300 metri quadrati: su questa superficie grande, ma relativamente piccola in termini assoluti, il lavoro febbrile ed appassionato di una decina di volontari ricrea, da oltre 35 anni, una autentica magia. Come se potesse disporre di una bacchetta fatata il Gruppo di Cavallermaggiore fa scaturire negli spazi del salone di San Michele un mondo pieno di devozione, religiosità, tradizione, sentimento: il Presepe Storico. Non si tratta di un allestimento qualunque, ma di una Natività straordinaria nella sua unicità e particolarità, che è forse uno degli elementi che hanno attirato maggiormente le migliaia e migliaia di visitatori che ogni anno hanno onorato con la loro presenza e la loro attenzione i tre mesi di intenso impegno necessari a mettere a punto l’ambientazione.Ed ecco allora il Presepe Storico di Cavallermaggiore, sempre fedele a sé stesso, eppure sempre diverso, che ci aiuta a ricreare l’atmosfera inconfondibile della festa, che ci invita a riflettere sul mistero della nascita di Gesù bambino, facendoci compagnia nelle settimane che precedono e che seguono il Santo Natale. E’ stato così fin dagli inizi, quando più di 30 anni fa il gruppo di volontari originario decise di “dar vita” al primo presepe con delle meravigliose statue che non erano più utilizzate da tempo presso il vecchio oratorio della chiesa di Santa Maria della Pieve. Qualche anno più tardi, l’allestimento venne spostato nel nuovo oratorio, dove fu abbinato ad una bellissima mostra di presepi dal mondo. A causa di difficoltà organizzative, poiché ogni anno occorreva montare e smontare tutte le strutture, i volontari si spostarono, infine, nel vecchio salone di San Michele. Era il 1989 e, da allora, il Presepe storico non ha più cambiato casa.Qui vennero collocate le straordinarie statue donate alla Parrocchia verso l’anno 1900 dal canonico Mercandino. Sulla base di studi condotti da esperti di arte piemontese, si possono catalogare suddividendole in due gruppi: il primo è costituito da statue in legno alte 60-65 cm, curate fin nei minimi dettagli ed in ottimo stato di conservazione: l’artista che le realizzò non tralasciò nulla: dagli abiti, agli utensili, agli occhi realizzati in vetro, alla proporzione delle membra.

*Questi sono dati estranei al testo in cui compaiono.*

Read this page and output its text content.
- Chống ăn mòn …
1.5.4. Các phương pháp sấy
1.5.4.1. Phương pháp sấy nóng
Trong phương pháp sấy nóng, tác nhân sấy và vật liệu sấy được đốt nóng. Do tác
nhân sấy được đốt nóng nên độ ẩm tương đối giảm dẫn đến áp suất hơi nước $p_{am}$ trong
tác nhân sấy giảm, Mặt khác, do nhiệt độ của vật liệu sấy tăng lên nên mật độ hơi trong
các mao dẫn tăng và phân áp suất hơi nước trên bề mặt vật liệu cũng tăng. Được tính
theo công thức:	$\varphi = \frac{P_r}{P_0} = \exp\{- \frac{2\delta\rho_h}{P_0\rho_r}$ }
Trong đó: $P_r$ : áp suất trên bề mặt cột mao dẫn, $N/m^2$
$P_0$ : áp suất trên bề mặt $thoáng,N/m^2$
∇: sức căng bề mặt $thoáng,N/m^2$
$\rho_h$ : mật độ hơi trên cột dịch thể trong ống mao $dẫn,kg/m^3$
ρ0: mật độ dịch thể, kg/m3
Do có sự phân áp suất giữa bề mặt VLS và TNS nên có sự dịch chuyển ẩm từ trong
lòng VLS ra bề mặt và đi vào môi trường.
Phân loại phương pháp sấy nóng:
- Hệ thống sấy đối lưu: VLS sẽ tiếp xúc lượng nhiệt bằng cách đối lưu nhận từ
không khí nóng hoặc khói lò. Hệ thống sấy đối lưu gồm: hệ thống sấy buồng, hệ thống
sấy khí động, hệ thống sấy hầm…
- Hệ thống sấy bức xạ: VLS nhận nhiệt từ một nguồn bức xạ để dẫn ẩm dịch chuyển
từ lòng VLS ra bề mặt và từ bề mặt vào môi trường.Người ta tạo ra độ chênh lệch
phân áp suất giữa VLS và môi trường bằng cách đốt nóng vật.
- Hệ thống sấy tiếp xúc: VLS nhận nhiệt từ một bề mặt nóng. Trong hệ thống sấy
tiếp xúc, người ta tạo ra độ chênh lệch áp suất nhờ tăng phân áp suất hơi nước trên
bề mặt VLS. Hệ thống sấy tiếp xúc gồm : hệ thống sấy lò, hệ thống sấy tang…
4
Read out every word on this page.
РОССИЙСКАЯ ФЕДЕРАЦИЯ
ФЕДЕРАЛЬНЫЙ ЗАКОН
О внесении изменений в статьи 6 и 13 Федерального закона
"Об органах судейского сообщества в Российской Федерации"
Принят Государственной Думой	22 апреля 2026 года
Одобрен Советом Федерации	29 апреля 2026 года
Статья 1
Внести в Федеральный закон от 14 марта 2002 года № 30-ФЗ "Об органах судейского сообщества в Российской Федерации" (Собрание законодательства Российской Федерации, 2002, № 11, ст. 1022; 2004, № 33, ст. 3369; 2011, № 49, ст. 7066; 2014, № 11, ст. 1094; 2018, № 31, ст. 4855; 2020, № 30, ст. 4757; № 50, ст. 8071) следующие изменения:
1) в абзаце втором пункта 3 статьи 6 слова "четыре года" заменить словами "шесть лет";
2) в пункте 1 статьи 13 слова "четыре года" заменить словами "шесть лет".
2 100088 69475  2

Il secondo gruppo comprende statue sempre in legno, risalenti all’Ottocento, di altezza inferiore (40-45 cm), meno curate e dall’intaglio grezzo.A partire dal 1989, gli appassionati cavallermaggioresi iniziarono a curare con grande realismo l’ambientazione. Il paesaggio, che varia sensibilmente di anno in anno, riproduce gli scenari della Palestina di Gesù, accostandoli a scorci dove si riconosce chiaramente il nostro Piemonte, in una commistione culturale realizzata con grande rispetto. Montagne maestose si alternano a dolci colline e pianure attraversate da ruscelli, fiumi, stagni e cascate; stradine in pietra o in ghiaia solcano il territorio, che si può osservare da molteplici punti di vista, mai banali, mai ripetitivi, ma fonte costante di scoperte e prospettive inedite. Alla luce dei vari momenti della giornata o nell’oscurità della notte (ricreate grazie ad un apposito sistema) si svolgono le “attività” delle statue: il gruppo più recente (risalente, come detto al XIX secolo) è stato dotato, nel corso degli anni, di movimento: lavandaie che fanno il bucato, pescatori intenti a catturare la loro preda, cacciatori che rosolano sul fuoco la selvaggina, contadine che fanno il burro e mille altre commoventi figure conferiscono al paesaggio un dinamismo inaspettato. Il visitatore è coinvolto da questo spettacolo, attraversa il percorso di visita, che si snoda tra gallerie, anfratti, ponti, lasciandosi cullare da questa autentica magia, che fa tornare alle tenerezze dell’infanzia. Negli ultimi anni, grande attenzione hanno ricevuto anche le case che punteggiano i pendii del Presepe storico: i volontari le hanno ricreate in modo mirabile, prendendo spunto dai ricordi e dai caratteri della nostra civiltà contadina. Il Presepe Storico di Cavallermaggiore è visitabile nel periodo delle festività per una ventina di giorni. Impressionante la mole di visitatori che attrae; le cifre parlano di 25.000 all’anno, provenienti da ogni regione d’Italia, ma anche dalla Francia e dalla Germania.